= Anti-Fulani sentiment =

Hostility towards Fulani people

Anti-Fulani sentiment is the hostility that exists towards Fulani people in Nigeria, Mali and other West African nations and the discrimination that they are subjected to as a result of it. The Fulani are a semi-nomadic ethnic group that is dispersed across several West African countries. In 2021, Fulani people represented 6% of Nigeria's population.

==Islamic terrorism==
Fulani people have been accused of supporting Islamic terrorist groups such as Boko Haram even though they themselves are often victims of terrorist attacks. These accusations have emboldened various ethnonationalist groups in Nigeria, such as the Igbo nationalist group Indigenous People of Biafra, which attempts to spread anti-Fulani rhetoric. Alleged support for Islamist Terrorism was the main motive for the Ogossagou massacre in Mali by Dogon militias.

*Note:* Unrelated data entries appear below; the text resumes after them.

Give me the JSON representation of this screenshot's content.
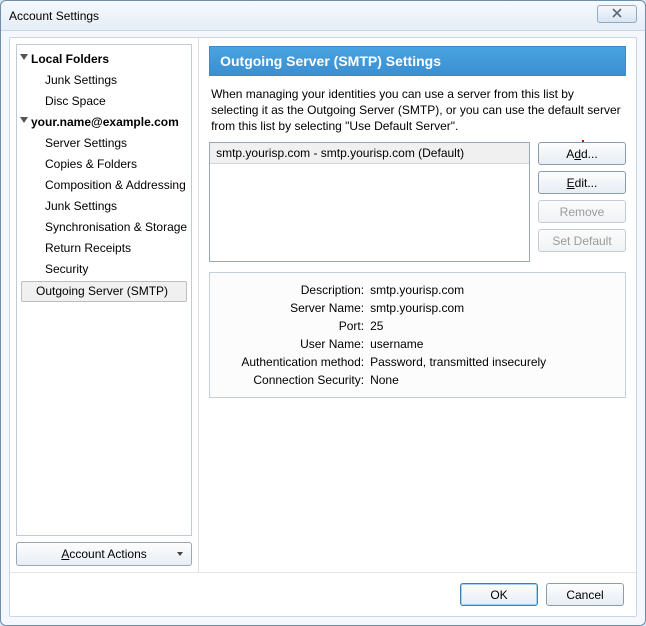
{
  "window": {
    "title": "Account Settings"
  },
  "sidebar": {
    "local_folders_label": "Local Folders",
    "local_children": [
      "Junk Settings",
      "Disc Space"
    ],
    "account_label": "your.name@example.com",
    "account_children": [
      "Server Settings",
      "Copies & Folders",
      "Composition & Addressing",
      "Junk Settings",
      "Synchronisation & Storage",
      "Return Receipts",
      "Security"
    ],
    "outgoing_label": "Outgoing Server (SMTP)",
    "account_actions_label": "Account Actions"
  },
  "main": {
    "banner_title": "Outgoing Server (SMTP) Settings",
    "description_text": "When managing your identities you can use a server from this list by selecting it as the Outgoing Server (SMTP), or you can use the default server from this list by selecting \"Use Default Server\".",
    "server_list_item": "smtp.yourisp.com - smtp.yourisp.com (Default)",
    "buttons": {
      "add": "Add...",
      "edit": "Edit...",
      "remove": "Remove",
      "set_default": "Set Default"
    },
    "details": {
      "labels": {
        "description": "Description:",
        "server_name": "Server Name:",
        "port": "Port:",
        "user_name": "User Name:",
        "auth_method": "Authentication method:",
        "conn_security": "Connection Security:"
      },
      "values": {
        "description": "smtp.yourisp.com",
        "server_name": "smtp.yourisp.com",
        "port": "25",
        "user_name": "username",
        "auth_method": "Password, transmitted insecurely",
        "conn_security": "None"
      }
    }
  },
  "footer": {
    "ok": "OK",
    "cancel": "Cancel"
  }
}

==Herder-farmer conflicts==

The Herder–farmer conflicts in Nigeria are a series of disputes between Fulani cattle herders and non-Fulani farmers over land, sometimes resulting in violence. The competition with Fulani herders has fueled anti-Fulani sentiment in Nigeria from politicians and news outlets. In response to this conflict, some states in Nigeria have proposed or enacted laws to discourage Fulani herders from bringing their cattle for grazing. These laws have been accused of being discriminatory towards the Fulani people without solving the problem.
The Fulani advocacy group Tabital Pulaaku International has accused Adamawa senator Binos Dauda Yaroe of hate speech after he blamed Fulani pastoralists for armed kidnappings in Nigeria.

===Lynchings===
The Herder-farmer conflicts have led to ethnically motivated killings against Fulani. On 1 February 2018, 7 Fulani men in Gboko, Benue State, Nigeria who were not accused of any wrongdoing were lynched by an angry mob after being kidnapped from a public transportation vehicle. After the attacks on Berom farming villages in Plateau State of 23–24 June 2018, Berom youths in Plateau State blocked highways and lynched an unknown number of suspected Fulani people. An angry mob in Edo State lynched five alleged Fulani herders who were carrying firearms.

==Fulani radio station==
Leaders in Nigeria's southern and Middle Belt regions have expressed opposition to plans from the federal government to establish a Fulani-language radio station, claiming it would promote genocidal propaganda against non-Fulanis, making comparisons to the Rwandan genocide.

==Online==
In 2016, in response to a rise in conflicts with Fulani herders, the hashtag #fulaniherdsmen trended among Nigerian social media users, accompanied and fueled by anti-Fulani rhetoric. Online media and fake news have depicted Fulani herders as bloodthirsty murderers or terrorists, further inciting anti-Fulani sentiment. Nigerian Catholic bishop Matthew Hassan Kukah has called for an end to online "hate speech" towards Fulani herders.